Coming Full Circle on Scale Out vs. Scale Up

When I first started with virtualization, the only option you had at the time was single core processors in the hosts. Scale up or scale out was the hot debatable topic when designing your infrastructure.  On one side of the coin the idea was to scale up in that it was best to get a few of the biggest servers you could find and load them up with as much memory and processors that you could fit in the box.  The end result were some very expensive servers able to run a lot of virtual machines for its time.  The other side of the coin presented the idea that it was better to scale out with more, smaller servers to make up the cluster.  I have worked in both type of environments and attitudes over the years and as for me, personally, I aligned myself with the scale out philosophy.  The simple reason for aligning with the scale out group was host failure.  When you have sixty to eighty virtual machines per host and lose that host it was really a lot of eggs in one basket and took some time to recover.  When you have more, smaller servers, then the shock of losing a host was not as severe because there were not as many virtual machines running on single host and it would take less time to recover.  This was during the time before vCenter, vMotion, HA and DRS when it was just you and the VMware ESX hosts.

Flash forward to today and we have multi-core processors that pretty much come standard in every server.  I found a VMmark Performance Brief that HP released in April 2010 about the new, at the time, ProLiant DL385 G7 Dual Socket with twelve cores per socket for a total of twenty four sockets per machine.  The VMmark benchmark score was 30.96@22 tiles.

“This outcome means the server can run 132 virtual machines”

as announced in the brief.  So, have we once again, come full circle?  Back in the day the HP DL380 and DL385 were the scale out models that I liked to recommend.
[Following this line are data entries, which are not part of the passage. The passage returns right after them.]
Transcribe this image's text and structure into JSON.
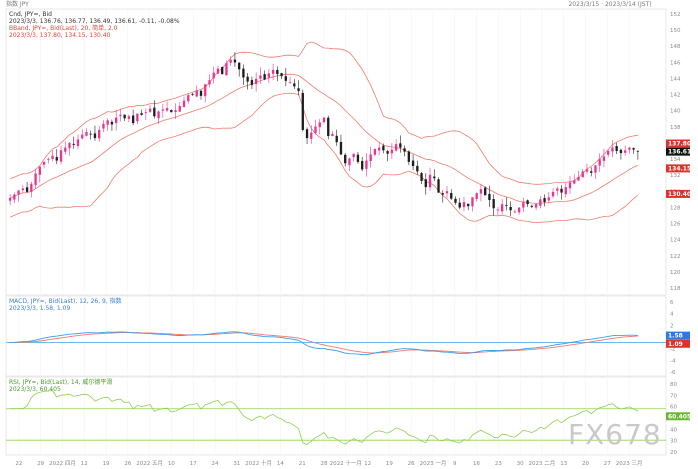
{
  "header": {
    "symbol": "指数 JPY",
    "timestamp": "2023/3/15 · 2023/3/14 (JST)"
  },
  "legends": {
    "ohlc_line1": "Cnd, JPY=, Bid",
    "ohlc_line2": "2023/3/3, 136.76, 136.77, 136.49, 136.61, -0.11, -0.08%",
    "bb_line1": "BBand, JPY=, Bid(Last), 20, 简单, 2.0",
    "bb_line2": "2023/3/3, 137.80, 134.15, 130.40",
    "macd_line1": "MACD, JPY=, Bid(Last), 12, 26, 9, 指数",
    "macd_line2": "2023/3/3, 1.58, 1.09",
    "rsi_line1": "RSI, JPY=, Bid(Last), 14, 威尔德平滑",
    "rsi_line2": "2023/3/3, 60.405"
  },
  "price_axis": {
    "ticks": [
      "152",
      "150",
      "148",
      "146",
      "144",
      "142",
      "140",
      "138",
      "136",
      "134",
      "132",
      "130",
      "128",
      "126",
      "124",
      "122",
      "120",
      "118"
    ]
  },
  "price_tags": {
    "bb_upper": "137.80",
    "close": "136.615",
    "bb_mid": "134.15",
    "bb_lower": "130.40"
  },
  "macd_axis": {
    "ticks": [
      "6",
      "4",
      "2",
      "0",
      "-2",
      "-4",
      "-6"
    ]
  },
  "macd_tags": {
    "macd": "1.58",
    "signal": "1.09"
  },
  "rsi_axis": {
    "ticks": [
      "80",
      "70",
      "60",
      "50",
      "40",
      "30",
      "20"
    ]
  },
  "rsi_tag": "60.405",
  "x_axis": {
    "labels": [
      "22",
      "29",
      "2022 四月",
      "12",
      "19",
      "26",
      "2022 五月",
      "10",
      "17",
      "24",
      "31",
      "2022 十月",
      "14",
      "21",
      "28",
      "2022 十一月",
      "12",
      "19",
      "26",
      "2023 一月",
      "9",
      "16",
      "23",
      "30",
      "2023 二月",
      "13",
      "20",
      "27",
      "2023 三月"
    ]
  },
  "watermark": "FX678",
  "colors": {
    "up": "#e8368f",
    "down": "#1e1e1e",
    "bb": "#f07c6c",
    "macd": "#3aa0e8",
    "signal": "#f07c6c",
    "rsi": "#8fd14f",
    "zero": "#3aa0e8",
    "rsi_level": "#8fd14f",
    "tag_upper": "#d9342b",
    "tag_close": "#111111",
    "tag_macd": "#2b7ad9",
    "tag_rsi": "#6ab82f"
  },
  "chart_data": {
    "type": "candlestick",
    "symbol": "JPY=",
    "price_ylim": [
      116,
      153
    ],
    "macd_ylim": [
      -7,
      7
    ],
    "rsi_ylim": [
      15,
      90
    ],
    "bb_period": 20,
    "bb_std": 2.0,
    "macd_params": [
      12,
      26,
      9
    ],
    "rsi_period": 14,
    "closes": [
      129.8,
      130.3,
      130.9,
      131.2,
      130.7,
      131.9,
      133.4,
      134.4,
      135.1,
      135.5,
      136.0,
      135.3,
      136.8,
      137.2,
      137.9,
      137.6,
      138.4,
      139.1,
      139.5,
      139.2,
      138.6,
      139.8,
      140.7,
      141.2,
      140.6,
      141.6,
      142.0,
      141.5,
      141.8,
      140.8,
      142.2,
      142.0,
      142.4,
      142.9,
      141.8,
      142.5,
      142.8,
      143.0,
      142.4,
      142.7,
      143.3,
      144.1,
      144.9,
      145.0,
      145.6,
      144.8,
      146.5,
      147.1,
      148.2,
      148.8,
      148.0,
      149.6,
      150.1,
      149.7,
      148.7,
      147.5,
      146.9,
      146.4,
      147.3,
      147.8,
      147.2,
      148.1,
      148.6,
      148.0,
      147.7,
      147.0,
      146.8,
      146.2,
      145.5,
      139.8,
      138.6,
      139.4,
      140.3,
      140.9,
      141.6,
      138.9,
      139.2,
      138.0,
      136.2,
      134.9,
      135.6,
      136.3,
      135.1,
      134.0,
      135.3,
      136.2,
      137.0,
      137.2,
      136.8,
      136.3,
      136.9,
      137.7,
      137.2,
      136.6,
      135.1,
      134.5,
      133.7,
      132.3,
      131.4,
      133.2,
      132.7,
      130.6,
      130.3,
      130.8,
      129.7,
      129.1,
      128.4,
      129.2,
      128.6,
      129.9,
      130.5,
      131.1,
      130.2,
      129.5,
      128.3,
      128.1,
      128.9,
      128.7,
      128.0,
      127.8,
      128.4,
      129.2,
      128.9,
      128.5,
      128.9,
      129.6,
      129.2,
      129.9,
      130.7,
      131.2,
      130.6,
      131.4,
      132.1,
      132.4,
      132.9,
      133.7,
      134.0,
      133.5,
      134.6,
      135.5,
      135.9,
      136.7,
      137.2,
      136.7,
      136.4,
      136.8,
      137.2,
      136.9,
      136.61
    ],
    "last_close": 136.61,
    "bb_last": {
      "upper": 137.8,
      "mid": 134.15,
      "lower": 130.4
    },
    "macd_last": {
      "macd": 1.58,
      "signal": 1.09
    },
    "rsi_last": 60.405,
    "rsi_levels": [
      70,
      30
    ]
  }
}
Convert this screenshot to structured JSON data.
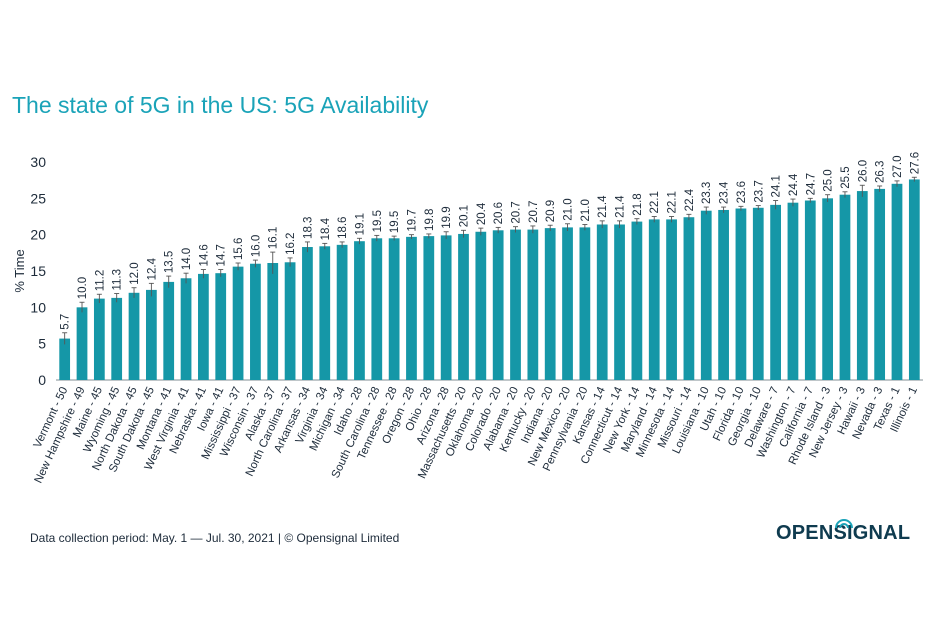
{
  "title": "The state of 5G in the US: 5G Availability",
  "footer": "Data collection period: May. 1 — Jul. 30, 2021 | © Opensignal Limited",
  "logo_text": "OPENSIGNAL",
  "colors": {
    "bar": "#1597a7",
    "title": "#1aa3b8",
    "text": "#1d2b3a",
    "logo": "#0f3b4f"
  },
  "chart_data": {
    "type": "bar",
    "title": "The state of 5G in the US: 5G Availability",
    "ylabel": "% Time",
    "xlabel": "",
    "ylim": [
      0,
      30
    ],
    "yticks": [
      0,
      5,
      10,
      15,
      20,
      25,
      30
    ],
    "grid": false,
    "error_bars": true,
    "categories": [
      "Vermont - 50",
      "New Hampshire - 49",
      "Maine - 45",
      "Wyoming - 45",
      "North Dakota - 45",
      "South Dakota - 45",
      "Montana - 41",
      "West Virginia - 41",
      "Nebraska - 41",
      "Iowa - 41",
      "Mississippi - 37",
      "Wisconsin - 37",
      "Alaska - 37",
      "North Carolina - 37",
      "Arkansas - 34",
      "Virginia - 34",
      "Michigan - 34",
      "Idaho - 28",
      "South Carolina - 28",
      "Tennessee - 28",
      "Oregon - 28",
      "Ohio - 28",
      "Arizona - 28",
      "Massachusetts - 20",
      "Oklahoma - 20",
      "Colorado - 20",
      "Alabama - 20",
      "Kentucky - 20",
      "Indiana - 20",
      "New Mexico - 20",
      "Pennsylvania - 20",
      "Kansas - 14",
      "Connecticut - 14",
      "New York - 14",
      "Maryland - 14",
      "Minnesota - 14",
      "Missouri - 14",
      "Louisiana - 10",
      "Utah - 10",
      "Florida - 10",
      "Georgia - 10",
      "Delaware - 7",
      "Washington - 7",
      "California - 7",
      "Rhode Island - 3",
      "New Jersey - 3",
      "Hawaii - 3",
      "Nevada - 3",
      "Texas - 1",
      "Illinois - 1"
    ],
    "values": [
      5.7,
      10.0,
      11.2,
      11.3,
      12.0,
      12.4,
      13.5,
      14.0,
      14.6,
      14.7,
      15.6,
      16.0,
      16.1,
      16.2,
      18.3,
      18.4,
      18.6,
      19.1,
      19.5,
      19.5,
      19.7,
      19.8,
      19.9,
      20.1,
      20.4,
      20.6,
      20.7,
      20.7,
      20.9,
      21.0,
      21.0,
      21.4,
      21.4,
      21.8,
      22.1,
      22.1,
      22.4,
      23.3,
      23.4,
      23.6,
      23.7,
      24.1,
      24.4,
      24.7,
      25.0,
      25.5,
      26.0,
      26.3,
      27.0,
      27.6
    ],
    "value_labels": [
      "5.7",
      "10.0",
      "11.2",
      "11.3",
      "12.0",
      "12.4",
      "13.5",
      "14.0",
      "14.6",
      "14.7",
      "15.6",
      "16.0",
      "16.1",
      "16.2",
      "18.3",
      "18.4",
      "18.6",
      "19.1",
      "19.5",
      "19.5",
      "19.7",
      "19.8",
      "19.9",
      "20.1",
      "20.4",
      "20.6",
      "20.7",
      "20.7",
      "20.9",
      "21.0",
      "21.0",
      "21.4",
      "21.4",
      "21.8",
      "22.1",
      "22.1",
      "22.4",
      "23.3",
      "23.4",
      "23.6",
      "23.7",
      "24.1",
      "24.4",
      "24.7",
      "25.0",
      "25.5",
      "26.0",
      "26.3",
      "27.0",
      "27.6"
    ],
    "errors": [
      0.8,
      0.7,
      0.6,
      0.6,
      0.7,
      0.9,
      0.8,
      0.7,
      0.6,
      0.5,
      0.5,
      0.5,
      1.5,
      0.6,
      0.7,
      0.4,
      0.4,
      0.4,
      0.4,
      0.3,
      0.3,
      0.3,
      0.5,
      0.5,
      0.5,
      0.4,
      0.4,
      0.5,
      0.4,
      0.5,
      0.4,
      0.5,
      0.5,
      0.4,
      0.4,
      0.4,
      0.4,
      0.5,
      0.4,
      0.3,
      0.3,
      0.6,
      0.5,
      0.3,
      0.5,
      0.4,
      0.8,
      0.4,
      0.4,
      0.3
    ]
  }
}
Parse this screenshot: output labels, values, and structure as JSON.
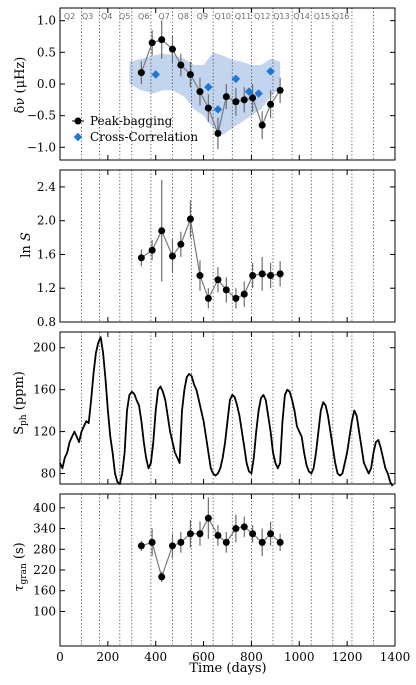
{
  "chart_data": {
    "type": "multi-panel",
    "shared_x": {
      "label": "Time (days)",
      "range": [
        0,
        1400
      ],
      "ticks": [
        0,
        200,
        400,
        600,
        800,
        1000,
        1200,
        1400
      ]
    },
    "quarters": {
      "labels": [
        "Q2",
        "Q3",
        "Q4",
        "Q5",
        "Q6",
        "Q7",
        "Q8",
        "Q9",
        "Q10",
        "Q11",
        "Q12",
        "Q13",
        "Q14",
        "Q15",
        "Q16"
      ],
      "label_x": [
        40,
        115,
        195,
        270,
        350,
        435,
        515,
        595,
        680,
        765,
        845,
        925,
        1010,
        1095,
        1175
      ],
      "boundaries": [
        90,
        165,
        250,
        300,
        380,
        470,
        550,
        640,
        720,
        800,
        890,
        970,
        1050,
        1140,
        1220,
        1310
      ]
    },
    "panels": [
      {
        "id": "freq-shift",
        "ylabel": "δν (μHz)",
        "ylim": [
          -1.2,
          1.2
        ],
        "yticks": [
          -1.0,
          -0.5,
          0.0,
          0.5,
          1.0
        ],
        "ytick_labels": [
          "−1.0",
          "−0.5",
          "0.0",
          "0.5",
          "1.0"
        ],
        "band": {
          "x": [
            290,
            340,
            390,
            430,
            470,
            520,
            560,
            600,
            640,
            680,
            720,
            760,
            800,
            840,
            880,
            920
          ],
          "upper": [
            0.35,
            0.4,
            0.45,
            0.48,
            0.46,
            0.4,
            0.3,
            0.3,
            0.5,
            0.45,
            0.38,
            0.35,
            0.3,
            0.3,
            0.4,
            0.35
          ],
          "lower": [
            0.0,
            -0.1,
            -0.15,
            -0.1,
            -0.1,
            -0.2,
            -0.4,
            -0.5,
            -0.7,
            -0.8,
            -0.7,
            -0.6,
            -0.5,
            -0.4,
            -0.2,
            -0.05
          ]
        },
        "series": [
          {
            "name": "Peak-bagging",
            "style": "black-circles-line",
            "x": [
              340,
              385,
              425,
              470,
              505,
              545,
              585,
              620,
              660,
              695,
              735,
              770,
              805,
              845,
              880,
              920
            ],
            "y": [
              0.18,
              0.65,
              0.7,
              0.55,
              0.3,
              0.15,
              -0.12,
              -0.38,
              -0.78,
              -0.2,
              -0.28,
              -0.25,
              -0.22,
              -0.65,
              -0.32,
              -0.1
            ],
            "err": [
              0.18,
              0.2,
              0.3,
              0.22,
              0.18,
              0.2,
              0.22,
              0.22,
              0.25,
              0.2,
              0.22,
              0.2,
              0.22,
              0.22,
              0.22,
              0.2
            ]
          },
          {
            "name": "Cross-Correlation",
            "style": "blue-diamonds",
            "x": [
              400,
              620,
              660,
              735,
              790,
              830,
              880
            ],
            "y": [
              0.15,
              -0.05,
              -0.4,
              0.08,
              -0.12,
              -0.15,
              0.2
            ]
          }
        ],
        "legend": "lower-left"
      },
      {
        "id": "ln-s",
        "ylabel": "ln S",
        "ylim": [
          0.8,
          2.6
        ],
        "yticks": [
          0.8,
          1.2,
          1.6,
          2.0,
          2.4
        ],
        "ytick_labels": [
          "0.8",
          "1.2",
          "1.6",
          "2.0",
          "2.4"
        ],
        "series": [
          {
            "name": "",
            "style": "black-circles-line",
            "x": [
              340,
              385,
              425,
              470,
              505,
              545,
              585,
              620,
              660,
              695,
              735,
              770,
              805,
              845,
              880,
              920
            ],
            "y": [
              1.56,
              1.65,
              1.88,
              1.58,
              1.72,
              2.02,
              1.35,
              1.08,
              1.3,
              1.18,
              1.08,
              1.13,
              1.35,
              1.37,
              1.35,
              1.37
            ],
            "err": [
              0.1,
              0.12,
              0.6,
              0.2,
              0.15,
              0.22,
              0.18,
              0.12,
              0.15,
              0.15,
              0.12,
              0.15,
              0.15,
              0.2,
              0.15,
              0.15
            ]
          }
        ]
      },
      {
        "id": "sph",
        "ylabel": "S_ph (ppm)",
        "ylim": [
          70,
          215
        ],
        "yticks": [
          80,
          120,
          160,
          200
        ],
        "ytick_labels": [
          "80",
          "120",
          "160",
          "200"
        ],
        "series": [
          {
            "name": "",
            "style": "black-line",
            "x": [
              0,
              10,
              20,
              30,
              40,
              50,
              60,
              70,
              80,
              90,
              100,
              110,
              120,
              130,
              140,
              150,
              160,
              170,
              180,
              190,
              200,
              210,
              220,
              230,
              240,
              250,
              260,
              270,
              280,
              290,
              300,
              310,
              320,
              330,
              340,
              350,
              360,
              370,
              380,
              390,
              400,
              410,
              420,
              430,
              440,
              450,
              460,
              470,
              480,
              490,
              500,
              510,
              520,
              530,
              540,
              550,
              560,
              570,
              580,
              590,
              600,
              610,
              620,
              630,
              640,
              650,
              660,
              670,
              680,
              690,
              700,
              710,
              720,
              730,
              740,
              750,
              760,
              770,
              780,
              790,
              800,
              810,
              820,
              830,
              840,
              850,
              860,
              870,
              880,
              890,
              900,
              910,
              920,
              930,
              940,
              950,
              960,
              970,
              980,
              990,
              1000,
              1010,
              1020,
              1030,
              1040,
              1050,
              1060,
              1070,
              1080,
              1090,
              1100,
              1110,
              1120,
              1130,
              1140,
              1150,
              1160,
              1170,
              1180,
              1190,
              1200,
              1210,
              1220,
              1230,
              1240,
              1250,
              1260,
              1270,
              1280,
              1290,
              1300,
              1310,
              1320,
              1330,
              1340,
              1350,
              1360,
              1370,
              1380,
              1390
            ],
            "y": [
              90,
              85,
              95,
              100,
              110,
              115,
              120,
              115,
              110,
              120,
              125,
              130,
              128,
              150,
              175,
              195,
              205,
              210,
              195,
              170,
              140,
              115,
              100,
              80,
              72,
              70,
              80,
              100,
              140,
              155,
              158,
              156,
              150,
              145,
              130,
              110,
              95,
              85,
              90,
              110,
              140,
              160,
              163,
              158,
              150,
              135,
              120,
              110,
              100,
              95,
              90,
              140,
              160,
              172,
              175,
              173,
              165,
              160,
              150,
              140,
              130,
              115,
              100,
              85,
              80,
              78,
              80,
              85,
              95,
              110,
              130,
              150,
              155,
              153,
              145,
              135,
              120,
              105,
              90,
              82,
              80,
              95,
              120,
              140,
              152,
              155,
              150,
              135,
              120,
              100,
              90,
              85,
              90,
              130,
              155,
              160,
              158,
              150,
              140,
              125,
              120,
              115,
              100,
              88,
              82,
              80,
              85,
              100,
              120,
              140,
              148,
              145,
              135,
              120,
              105,
              90,
              80,
              78,
              80,
              90,
              100,
              115,
              130,
              140,
              135,
              120,
              105,
              90,
              85,
              80,
              85,
              100,
              110,
              112,
              105,
              95,
              85,
              80,
              72,
              68
            ]
          }
        ]
      },
      {
        "id": "tau-gran",
        "ylabel": "τ_gran (s)",
        "ylim": [
          0,
          440
        ],
        "yticks": [
          100,
          160,
          220,
          280,
          340,
          400
        ],
        "ytick_labels": [
          "100",
          "160",
          "220",
          "280",
          "340",
          "400"
        ],
        "series": [
          {
            "name": "",
            "style": "black-circles-line",
            "x": [
              340,
              385,
              425,
              470,
              505,
              545,
              585,
              620,
              660,
              695,
              735,
              770,
              805,
              845,
              880,
              920
            ],
            "y": [
              290,
              300,
              200,
              290,
              300,
              325,
              325,
              370,
              320,
              300,
              340,
              345,
              325,
              300,
              325,
              300
            ],
            "err": [
              15,
              40,
              15,
              35,
              30,
              40,
              35,
              60,
              30,
              30,
              40,
              30,
              25,
              40,
              35,
              25
            ]
          }
        ]
      }
    ]
  }
}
Granted with HA and DRS to automated, the recovery of the virtual machines on a failed host, it will still take some time to restart over a hundred virtual machines. In fact, there was an environment that I had designed and used the scale out approach with, that lost a host and with it around thirty virtual machines that VMware HA was able to recover in about five minutes or fast enough that the alerts never got triggered.  That has really been the moment in time that has solidified my view on that.

If we are going to better service our customers, should speed of recovery be one of the top considerations in the design?  I understand the need for server consolidation and in some datacenters the absolute need to reduce the physical footprint, but where do we draw the line?  I would really like to hear your thoughts of when you design a system, what is an acceptable amount of time for recovery as well as what the current amount of time to recover in your environment?  I understand that we need multi-core to handle the increase in demand for multi-processor virtual machines but when does it become overkill or does it?  Inquiring minds want to know.